In the wake of the Charlottesville protests during which James Alex Fields Jr. killed one and injured numerous others with his car, a rally to be headlined by white supremacist Richard Spencer, which was scheduled to take place on September 11 at Texas A&M University, has been cancelled.
The “White Lives Matter” rally, which was organized by former Texas A&M student Preston Wiginton, would not have been the first time Spencer appeared on campus. Back in December, Wiginton held a similar event at which Spencer spoke.
The university initially granted permission for the event. As a state-funded entity, Texas A&M cannot stifle the First Amendment rights of those who want to demonstrate on campus.
According to NPR:
Wiginton said he would bring Spencer back on Sept. 11 for an all-day rally. The university denied him access to buildings, under a new policy requiring a student sponsor for facility reservations, so he scheduled the event in a plaza on campus. He promoted the rally with a press release titled “Today Charlottesville, Tomorrow Texas A&M,” the university says.
However, Texas A&M has now cancelled the rally. In a statement released on August 14, the university cited what happened in Charlottesville as cause:
After consultation with law enforcement and considerable study, Texas A&M is cancelling the event scheduled by Preston Wiginton at Rudder Plaza on campus on September 11 because of concerns about the safety of its students, faculty, staff, and the public.
Texas A&M changed its policy after December’s protests so that no outside individual or group could reserve campus facilities without the sponsorship of a university-sanctioned group. None of the 1200-plus campus organizations invited Preston Wiginton nor did they agree to sponsor his events in December 2016 or on September 11 of this year. With no university facilities afforded him, he chose instead to plan his event outdoors for September 11 at Rudder Plaza, in the middle of campus, during a school day, with a notification to the media under the headline “Today Charlottesville, Tomorrow Texas A&M.”

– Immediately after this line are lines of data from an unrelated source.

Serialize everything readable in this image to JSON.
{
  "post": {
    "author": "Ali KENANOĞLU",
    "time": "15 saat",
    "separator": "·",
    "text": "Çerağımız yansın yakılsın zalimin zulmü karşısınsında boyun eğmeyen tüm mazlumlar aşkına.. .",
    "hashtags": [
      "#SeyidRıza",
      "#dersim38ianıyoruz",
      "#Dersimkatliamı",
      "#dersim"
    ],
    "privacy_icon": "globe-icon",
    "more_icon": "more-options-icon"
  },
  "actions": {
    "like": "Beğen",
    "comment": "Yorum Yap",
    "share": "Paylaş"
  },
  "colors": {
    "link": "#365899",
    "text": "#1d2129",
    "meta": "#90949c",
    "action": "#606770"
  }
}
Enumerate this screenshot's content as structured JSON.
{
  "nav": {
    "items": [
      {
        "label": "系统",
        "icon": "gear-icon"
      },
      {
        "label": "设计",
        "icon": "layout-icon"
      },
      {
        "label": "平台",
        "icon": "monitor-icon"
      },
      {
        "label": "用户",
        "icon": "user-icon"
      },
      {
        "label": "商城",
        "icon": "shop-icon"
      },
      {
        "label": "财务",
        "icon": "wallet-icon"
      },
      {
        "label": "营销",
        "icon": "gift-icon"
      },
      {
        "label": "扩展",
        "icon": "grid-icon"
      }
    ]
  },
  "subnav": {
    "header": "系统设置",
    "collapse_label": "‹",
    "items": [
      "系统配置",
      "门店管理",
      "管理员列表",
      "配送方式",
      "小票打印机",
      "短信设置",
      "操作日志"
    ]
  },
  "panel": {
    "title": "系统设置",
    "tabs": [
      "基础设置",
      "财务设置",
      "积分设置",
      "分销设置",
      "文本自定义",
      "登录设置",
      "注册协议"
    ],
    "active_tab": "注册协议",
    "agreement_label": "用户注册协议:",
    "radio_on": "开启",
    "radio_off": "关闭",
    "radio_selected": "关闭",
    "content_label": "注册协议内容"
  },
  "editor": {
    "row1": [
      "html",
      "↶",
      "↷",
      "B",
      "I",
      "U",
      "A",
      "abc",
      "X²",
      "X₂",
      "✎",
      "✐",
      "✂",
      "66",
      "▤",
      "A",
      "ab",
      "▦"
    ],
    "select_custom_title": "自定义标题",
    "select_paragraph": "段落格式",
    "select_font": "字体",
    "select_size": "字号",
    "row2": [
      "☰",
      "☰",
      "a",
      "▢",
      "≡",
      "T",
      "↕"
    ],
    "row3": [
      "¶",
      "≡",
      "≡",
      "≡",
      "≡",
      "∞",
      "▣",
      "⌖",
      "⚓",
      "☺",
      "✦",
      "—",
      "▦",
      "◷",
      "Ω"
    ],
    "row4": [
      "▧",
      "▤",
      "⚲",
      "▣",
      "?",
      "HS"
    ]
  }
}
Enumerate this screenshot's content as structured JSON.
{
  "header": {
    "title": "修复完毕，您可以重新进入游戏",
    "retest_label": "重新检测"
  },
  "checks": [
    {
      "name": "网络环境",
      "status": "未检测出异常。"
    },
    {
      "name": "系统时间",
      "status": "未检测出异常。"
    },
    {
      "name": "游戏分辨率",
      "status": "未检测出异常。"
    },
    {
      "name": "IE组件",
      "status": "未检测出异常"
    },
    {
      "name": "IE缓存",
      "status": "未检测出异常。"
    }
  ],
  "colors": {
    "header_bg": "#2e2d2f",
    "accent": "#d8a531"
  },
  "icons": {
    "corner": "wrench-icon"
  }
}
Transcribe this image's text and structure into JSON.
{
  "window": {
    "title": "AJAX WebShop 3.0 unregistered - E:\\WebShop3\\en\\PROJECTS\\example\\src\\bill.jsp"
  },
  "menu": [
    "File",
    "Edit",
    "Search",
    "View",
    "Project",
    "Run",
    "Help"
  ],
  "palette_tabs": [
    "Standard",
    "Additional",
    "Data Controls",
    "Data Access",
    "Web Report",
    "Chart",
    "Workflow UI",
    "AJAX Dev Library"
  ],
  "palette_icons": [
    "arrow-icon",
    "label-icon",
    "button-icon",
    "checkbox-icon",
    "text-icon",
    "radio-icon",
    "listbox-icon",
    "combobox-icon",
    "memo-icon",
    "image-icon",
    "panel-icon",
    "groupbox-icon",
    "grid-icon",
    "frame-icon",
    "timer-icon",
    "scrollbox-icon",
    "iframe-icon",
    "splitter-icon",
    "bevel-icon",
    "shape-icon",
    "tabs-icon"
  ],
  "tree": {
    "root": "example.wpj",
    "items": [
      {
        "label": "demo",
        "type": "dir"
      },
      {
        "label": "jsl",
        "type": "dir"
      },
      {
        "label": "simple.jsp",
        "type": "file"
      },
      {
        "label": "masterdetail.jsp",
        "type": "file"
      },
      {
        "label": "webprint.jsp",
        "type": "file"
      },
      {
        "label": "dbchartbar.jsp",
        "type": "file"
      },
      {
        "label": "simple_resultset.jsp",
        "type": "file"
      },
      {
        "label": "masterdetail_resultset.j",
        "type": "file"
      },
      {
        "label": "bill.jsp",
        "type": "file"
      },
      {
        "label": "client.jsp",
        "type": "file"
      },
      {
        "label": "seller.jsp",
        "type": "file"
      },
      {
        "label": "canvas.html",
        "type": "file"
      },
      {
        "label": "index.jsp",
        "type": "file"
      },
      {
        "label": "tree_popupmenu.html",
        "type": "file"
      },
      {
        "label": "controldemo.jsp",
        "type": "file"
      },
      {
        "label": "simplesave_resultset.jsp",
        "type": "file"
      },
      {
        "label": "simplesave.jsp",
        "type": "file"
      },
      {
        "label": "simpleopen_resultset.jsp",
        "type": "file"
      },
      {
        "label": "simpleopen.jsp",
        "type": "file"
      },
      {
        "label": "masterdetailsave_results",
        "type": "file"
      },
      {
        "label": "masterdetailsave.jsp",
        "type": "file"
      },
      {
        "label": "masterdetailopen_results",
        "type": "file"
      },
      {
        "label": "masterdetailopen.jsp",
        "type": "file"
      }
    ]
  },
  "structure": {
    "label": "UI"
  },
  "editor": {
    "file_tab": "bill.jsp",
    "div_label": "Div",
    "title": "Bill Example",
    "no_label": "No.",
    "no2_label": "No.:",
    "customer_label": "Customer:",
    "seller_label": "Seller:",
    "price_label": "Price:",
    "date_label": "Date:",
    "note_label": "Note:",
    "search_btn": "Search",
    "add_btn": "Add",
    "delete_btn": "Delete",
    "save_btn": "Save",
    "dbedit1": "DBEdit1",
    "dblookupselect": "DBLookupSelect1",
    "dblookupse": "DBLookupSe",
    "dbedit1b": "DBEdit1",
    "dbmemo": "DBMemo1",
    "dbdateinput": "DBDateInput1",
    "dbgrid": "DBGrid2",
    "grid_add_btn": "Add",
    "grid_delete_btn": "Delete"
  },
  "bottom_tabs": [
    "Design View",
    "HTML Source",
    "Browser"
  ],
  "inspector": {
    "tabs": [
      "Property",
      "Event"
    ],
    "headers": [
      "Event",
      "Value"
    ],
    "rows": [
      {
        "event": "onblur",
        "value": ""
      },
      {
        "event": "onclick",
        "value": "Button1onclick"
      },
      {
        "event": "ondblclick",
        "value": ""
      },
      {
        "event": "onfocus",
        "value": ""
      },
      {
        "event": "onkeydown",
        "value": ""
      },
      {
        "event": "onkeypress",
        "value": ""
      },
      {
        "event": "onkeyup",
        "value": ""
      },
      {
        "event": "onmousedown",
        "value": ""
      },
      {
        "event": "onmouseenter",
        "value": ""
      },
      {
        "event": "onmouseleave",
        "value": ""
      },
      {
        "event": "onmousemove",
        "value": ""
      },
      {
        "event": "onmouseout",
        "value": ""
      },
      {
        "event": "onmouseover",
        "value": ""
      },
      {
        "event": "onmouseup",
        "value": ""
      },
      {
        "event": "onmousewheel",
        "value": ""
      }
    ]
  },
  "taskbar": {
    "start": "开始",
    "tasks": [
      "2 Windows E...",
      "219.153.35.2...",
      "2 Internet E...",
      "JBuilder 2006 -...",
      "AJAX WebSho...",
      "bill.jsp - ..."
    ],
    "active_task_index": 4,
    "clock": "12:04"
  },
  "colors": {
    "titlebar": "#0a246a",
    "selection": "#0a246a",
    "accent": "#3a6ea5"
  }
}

Linking the tragedy of Charlottesville with the Texas A&M event creates a major security risk on our campus. Additionally, the daylong event would provide disruption to our class schedules and to student, faculty and staff movement (both bus system and pedestrian).
Texas A&M’s support of the First Amendment and the freedom of speech cannot be questioned. On December 6, 2016 the university and law enforcement allowed the same speaker the opportunity to share his views, taking all of the necessary precautions to ensure a peaceful event. However, in this case, circumstances and information relating to the event have changed and the risks of threat to life and safety compel us to cancel the event.
Wiginton was not pleased with the university’s decision, telling The Dallas Morning News: “The Supreme Court has ruled many times that free speech can’t be denied because of the threat of violence.”
He added that the rally had been in the works for months, and that while he understood the concern, he doesn’t believe it merits cancellation:
Of course there’s a cause for concern, but that doesn’t mean that we get to have our rights violated. … You’re telling me that you can’t get police there to protect us from the leftists? Because the leftists are the ones who always bring the violence.
NPR notes that prior to the event being cancelled, “students at the university were already planning a counterprotest called ‘BTHO Hate,’” which stands for “beat the hell outta hate.” Additionally, the Texas state legislature had admonished the leaders of the school to cancel the event.
The Dallas Morning News writes: “State Rep. John Raney, R-College Station, told reporters in Austin that the event was canceled after concerns about hate messages on Facebook and several reports of people saying they’d bring their weapons.”
In an effort to better understand the situation as it pertains to the First Amendment, The Daily Wire spoke with Laurence Tribe, professor of Constitutional Law at Harvard.
Tribe said that “more facts” would be necessary to properly assess any First Amendment violation, however, the “basic principles are clear”:
Free speech, even hateful speech, can’t be shut down altogether on a public campus as long as there’s a practical way to protect the lives and safety of the speaker, the speaker’s supporters, and the speaker’s opponents.
Excluding a speaker solely because school authorities, or most students or faculty, would find the speaker’s message offensive is unconstitutional. So is excluding a speaker just to avoid having to provide police protection.
But a public school or university needn’t subject people to imminent danger in the name of free speech. And neutral and reasonable rules of time, place, manner, and expense can be used to regulate speeches on campus.
The essential question, then, is indeed clear. Is there a practical way to protect the lives and safety of the speaker, the speaker’s supporters, and the speaker’s opponents? If there is, then Texas A&M might have a First Amendment problem on their hands. If not, then their actions are entirely justified.